Page 81 of Game Over

Stockholm syndrome, my mind whispers. But it’s more complicated than that, isn’t it? The line between captor and savior has smudged beyond recognition. The game levels, the tests, the way he broke me down—was it destruction or deconstruction? Am I being remade or unmade?

I can’t hold onto the questions as they flit through my consciousness. My body yields to his touch, to the relief of finally letting go. My breathing slows. The tension drains from my muscles one by one.

He’s humming under his breath now, a melody I almost recognize. The sound vibrates through his fingers into my skin. It should feel invasive. Instead, it feels like being wrapped in a weighted blanket—heavy, secure, impossible to fight against.

My last coherent thought before sleep claims me is that I’ve never felt so conflicted, broken, and strangely whole. Like I’m falling apart and coming together all at once in his hands.

27

RYKER

Ican’t stop watching her breathe.

Kira has slept on my living room couch for sixteen hours and thirty-seven minutes. Her chest’s steady rise and fall becomes the only metric that matters in my universe. Every inhalation resets the stopwatch in my head—proof she’s still alive. Still mine.

This wasn’t in the plan.

I run my fingers through my hair for the thousandth time, pacing silently across the hardwood floor. My calculations never accounted for this variable—this fucking hurricane of emotion tearing through my carefully constructed systems.

What is happening to me?

The question burns through my synapses like acid. I’ve always understood myself as a machine with predictable variables and outcomes. I control the variables. Therefore, I can predict the results. Yet here I stand, my hands shaking, an ache so utterly terrifying spreading through my chest that I’m finding it nearly impossible to breathe.

Is this... love?

The word feels foreign in my mind, as if it’s part of a language I’ve never spoken. I didn’t think I had the to capacity to love. I possess. I obsess. Control—everything.

However, this all-consuming need to protect her, to see her smile—the panic I felt when I realized I’d gone too far—is not in the clinical definition of who I am.

Yesterday, something inside me broke when she wanted me to hold her in the bath. I lost the ability to calculate my next move. I just held her. I was afraid—not for myself, but for her.

I sink to my knees beside the couch, studying the curve of her cheek, the flutter of her eyelashes. My trembling hand hovers above her face, not daring to touch her. What if she’s broken beyond healing? What if I’ve completely desecrated what I’ve come to care for?

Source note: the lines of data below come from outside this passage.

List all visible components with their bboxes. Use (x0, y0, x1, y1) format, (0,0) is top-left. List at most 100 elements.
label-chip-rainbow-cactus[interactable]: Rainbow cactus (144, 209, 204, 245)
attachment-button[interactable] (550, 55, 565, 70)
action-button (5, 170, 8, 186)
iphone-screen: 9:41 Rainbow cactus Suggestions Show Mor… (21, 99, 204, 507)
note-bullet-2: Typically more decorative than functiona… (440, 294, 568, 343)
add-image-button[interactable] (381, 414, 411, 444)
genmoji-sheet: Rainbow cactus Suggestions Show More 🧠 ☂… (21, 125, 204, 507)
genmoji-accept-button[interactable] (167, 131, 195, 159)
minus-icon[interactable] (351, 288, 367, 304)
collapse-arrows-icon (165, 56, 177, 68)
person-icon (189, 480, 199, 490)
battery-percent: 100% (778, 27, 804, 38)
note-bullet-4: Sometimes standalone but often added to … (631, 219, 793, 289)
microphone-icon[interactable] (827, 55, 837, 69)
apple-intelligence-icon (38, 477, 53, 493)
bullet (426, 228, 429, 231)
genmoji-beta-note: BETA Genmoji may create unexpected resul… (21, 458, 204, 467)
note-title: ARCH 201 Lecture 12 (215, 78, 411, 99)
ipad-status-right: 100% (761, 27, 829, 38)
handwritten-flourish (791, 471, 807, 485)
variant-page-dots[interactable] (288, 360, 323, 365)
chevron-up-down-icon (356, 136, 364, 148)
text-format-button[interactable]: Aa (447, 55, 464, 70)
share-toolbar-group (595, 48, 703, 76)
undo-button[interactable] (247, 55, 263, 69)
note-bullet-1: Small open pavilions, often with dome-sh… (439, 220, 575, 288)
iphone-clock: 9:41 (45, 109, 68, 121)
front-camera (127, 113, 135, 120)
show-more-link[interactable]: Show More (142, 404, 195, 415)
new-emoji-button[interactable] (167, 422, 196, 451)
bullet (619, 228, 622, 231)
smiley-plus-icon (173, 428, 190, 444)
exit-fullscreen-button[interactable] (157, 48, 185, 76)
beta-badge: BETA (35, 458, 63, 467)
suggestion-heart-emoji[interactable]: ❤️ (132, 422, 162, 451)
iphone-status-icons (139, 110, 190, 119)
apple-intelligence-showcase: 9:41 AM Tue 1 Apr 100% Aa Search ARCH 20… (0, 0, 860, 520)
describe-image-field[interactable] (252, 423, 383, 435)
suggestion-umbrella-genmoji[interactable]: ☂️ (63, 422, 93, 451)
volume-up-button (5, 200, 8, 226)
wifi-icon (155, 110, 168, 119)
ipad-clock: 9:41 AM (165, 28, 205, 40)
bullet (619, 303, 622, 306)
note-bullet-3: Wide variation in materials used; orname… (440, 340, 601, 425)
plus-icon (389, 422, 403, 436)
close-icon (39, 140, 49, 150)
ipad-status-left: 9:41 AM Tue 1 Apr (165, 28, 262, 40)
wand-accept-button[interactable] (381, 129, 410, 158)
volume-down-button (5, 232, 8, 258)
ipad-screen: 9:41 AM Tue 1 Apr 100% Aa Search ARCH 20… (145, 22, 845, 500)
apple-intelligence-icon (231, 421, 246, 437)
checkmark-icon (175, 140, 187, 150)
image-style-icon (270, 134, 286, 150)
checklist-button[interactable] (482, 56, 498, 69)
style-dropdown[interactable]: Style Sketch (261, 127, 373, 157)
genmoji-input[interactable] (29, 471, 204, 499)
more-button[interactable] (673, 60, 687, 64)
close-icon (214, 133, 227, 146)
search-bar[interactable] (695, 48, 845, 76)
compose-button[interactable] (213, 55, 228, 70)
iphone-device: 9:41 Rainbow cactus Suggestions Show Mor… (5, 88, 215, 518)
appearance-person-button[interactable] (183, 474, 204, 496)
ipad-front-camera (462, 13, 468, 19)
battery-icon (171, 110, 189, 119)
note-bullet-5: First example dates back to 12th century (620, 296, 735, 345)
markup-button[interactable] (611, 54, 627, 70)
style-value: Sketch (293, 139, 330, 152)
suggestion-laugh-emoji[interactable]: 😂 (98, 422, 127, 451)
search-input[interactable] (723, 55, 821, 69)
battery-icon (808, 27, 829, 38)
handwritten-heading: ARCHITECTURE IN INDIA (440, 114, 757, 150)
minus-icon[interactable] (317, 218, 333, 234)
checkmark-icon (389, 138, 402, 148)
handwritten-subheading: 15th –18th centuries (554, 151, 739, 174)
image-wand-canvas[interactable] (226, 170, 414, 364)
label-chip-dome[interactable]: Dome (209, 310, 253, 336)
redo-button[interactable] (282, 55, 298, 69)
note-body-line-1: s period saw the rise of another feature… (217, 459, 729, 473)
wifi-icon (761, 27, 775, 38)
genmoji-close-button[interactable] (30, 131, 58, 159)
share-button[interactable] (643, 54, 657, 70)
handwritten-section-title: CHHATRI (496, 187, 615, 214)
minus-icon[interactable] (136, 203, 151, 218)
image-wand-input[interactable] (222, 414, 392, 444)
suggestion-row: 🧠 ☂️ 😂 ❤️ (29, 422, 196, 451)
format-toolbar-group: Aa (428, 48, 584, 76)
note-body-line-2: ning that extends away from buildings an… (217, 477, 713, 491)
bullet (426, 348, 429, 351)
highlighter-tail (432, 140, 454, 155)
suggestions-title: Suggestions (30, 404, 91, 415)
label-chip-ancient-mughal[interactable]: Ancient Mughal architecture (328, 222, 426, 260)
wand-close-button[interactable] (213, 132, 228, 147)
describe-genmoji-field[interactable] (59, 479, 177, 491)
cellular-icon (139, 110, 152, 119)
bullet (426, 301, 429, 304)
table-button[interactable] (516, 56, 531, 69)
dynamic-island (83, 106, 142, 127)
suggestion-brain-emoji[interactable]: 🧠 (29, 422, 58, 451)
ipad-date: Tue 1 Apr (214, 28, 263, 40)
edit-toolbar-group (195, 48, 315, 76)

The thought of life without her now is unbearable. A gaping abyss void of her that I can never be free of. I’ve had her—felt her warmth, heard her laugh—and can’t return to the cold emptiness of before.

This isn’t an obsession. This is dependence. Weakness. Need.

This is love.

Finally, movement. Kira stirs beneath the blanket, her fingers twitching against the fabric. I freeze, holding my breath as her eyelids flutter open. She blinks slowly, taking in her surroundings with confusion before her gaze settles on me.

“Ryker,” she breathes.

My name on her lips hits me hard. Something explodes in my chest—hot and all-consuming—sending shockwaves through my nervous system. This single word from her mouth eviscerates me, recreates me, and undoes everything I thought I knew about myself.

“I’m here,” I whisper. “I’m right here, Mischief.”

My hand moves to her face without intent. I brush strands of hair back from her forehead, my fingertips trembling against her skin. I lean forward and press my lips to her brow, breathing in the scent of her—the soap from her bath, the permeating sweetness that’s uniquely Kira.

“How do you feel?” I ask.

The question isn’t tactical. It isn’t meant to gauge her physical state for the next level of my game. I genuinely need to know if she’s okay—if I’ve damaged her beyond repair. If I have, I don’t know how I will recover from the loss of her.

My thumb strokes her cheek, and I marvel at how gentle my touch has become. These hands that have coded exploits, wielded knives, built cages—these hands that have only known how to dominate—now comfort with an instinct I never knew existed within me.

She looks up at me with those eyes—those fucking beautiful eyes—and I’m paralyzed by the weight of what I feel. The surgical precision with which I’ve always navigated life has been replaced by this stifling ache.

I continue stroking her hair, each touch a revelation. I’ve memorized every inch of her from surveillance and fantasy. Still, feeling her beneath my fingertips, caring about her comfort—this is uncharted territory.